Temperatures would start out mild in the 40s and fall into the 30s Maybe there'd be a mountain snow flurry.  

The temperature trend forecast was spot on, but boy those showers had some oomph to them.

I was working outdoors along Lake Champlain in Alburgh when the "light showers" arrived. It didn't rain particularly hard, but those clouds were tall and dark and the gust front with this was impressive. And was that thunder I heard in the distance?

Sure was. Some of the showers with the cold front had lightning strikes within them. And it abruptly turned colder as the showers arrived, turning the precipitation to snow in some areas. So a few Vermonters - like those in Craftsbury Common - were treated to relatively rare thundersnow, which is always cool.

Why was this cold front so impressive? After all, it wasn't the strongest cold front ever, in terms of temperature change. It got colder after that and another weaker cold front went by Thursday, but it was nothing extreme.

This was another of those "shortwaves" I talked about in recent posts, fast moving, small storms that don't have a lot of moisture with them and don't spread rough weather or heavy rain or snow over wide areas. But some of these shortwaves can have a punch.
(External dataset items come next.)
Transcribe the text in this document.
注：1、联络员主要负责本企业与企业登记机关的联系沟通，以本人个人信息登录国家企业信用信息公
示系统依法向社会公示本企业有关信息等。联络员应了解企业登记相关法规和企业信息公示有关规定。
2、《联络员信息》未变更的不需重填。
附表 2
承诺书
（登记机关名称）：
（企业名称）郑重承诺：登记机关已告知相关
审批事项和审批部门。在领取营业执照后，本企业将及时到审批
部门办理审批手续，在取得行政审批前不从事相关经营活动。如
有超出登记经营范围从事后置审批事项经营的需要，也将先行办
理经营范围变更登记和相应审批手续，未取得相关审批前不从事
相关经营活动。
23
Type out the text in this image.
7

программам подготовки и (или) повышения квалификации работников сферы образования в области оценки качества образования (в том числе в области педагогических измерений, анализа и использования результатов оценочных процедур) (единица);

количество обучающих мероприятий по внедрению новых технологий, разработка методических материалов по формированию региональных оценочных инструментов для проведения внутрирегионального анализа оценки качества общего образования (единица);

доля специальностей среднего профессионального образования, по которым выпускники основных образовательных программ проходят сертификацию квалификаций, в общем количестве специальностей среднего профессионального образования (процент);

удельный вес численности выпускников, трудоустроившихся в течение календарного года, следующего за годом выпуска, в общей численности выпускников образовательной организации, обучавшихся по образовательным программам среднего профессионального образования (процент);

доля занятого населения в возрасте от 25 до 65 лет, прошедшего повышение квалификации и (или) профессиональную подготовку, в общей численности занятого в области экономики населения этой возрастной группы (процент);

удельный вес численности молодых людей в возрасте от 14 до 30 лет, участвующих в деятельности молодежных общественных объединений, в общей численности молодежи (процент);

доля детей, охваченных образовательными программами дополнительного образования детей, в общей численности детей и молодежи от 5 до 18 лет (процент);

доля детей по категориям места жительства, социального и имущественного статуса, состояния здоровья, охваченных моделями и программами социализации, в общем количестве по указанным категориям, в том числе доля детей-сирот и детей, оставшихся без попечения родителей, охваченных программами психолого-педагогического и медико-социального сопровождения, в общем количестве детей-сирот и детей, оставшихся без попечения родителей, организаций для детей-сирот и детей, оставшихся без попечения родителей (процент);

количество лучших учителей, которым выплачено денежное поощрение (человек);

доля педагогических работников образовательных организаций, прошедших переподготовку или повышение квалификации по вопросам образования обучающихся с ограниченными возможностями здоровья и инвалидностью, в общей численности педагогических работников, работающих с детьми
Every time a cold front or other weather system comes through, the air is rising, which encourages clouds and precipitation to form. But for a variety of reasons, sometimes this lift is stronger than usual. Such was the case on Thursday.

One area of this shortwave had stronger updrafts than is typical for this time of year.  Stronger updrafts can help showers grow into thunderstorms. And that relatively small area of stronger updrafts happened to pass right over northern Vermont.

Stronger updrafts mean stronger storms, so this one was able to trigger some rare Vermont November thunderstorms.

This was the second time this month that Vermont experience thunderstorms. There were some loud thunderstorms as a cold front passed on the the night of November 9-10. Two thundery days in one Vermont November is pretty rare.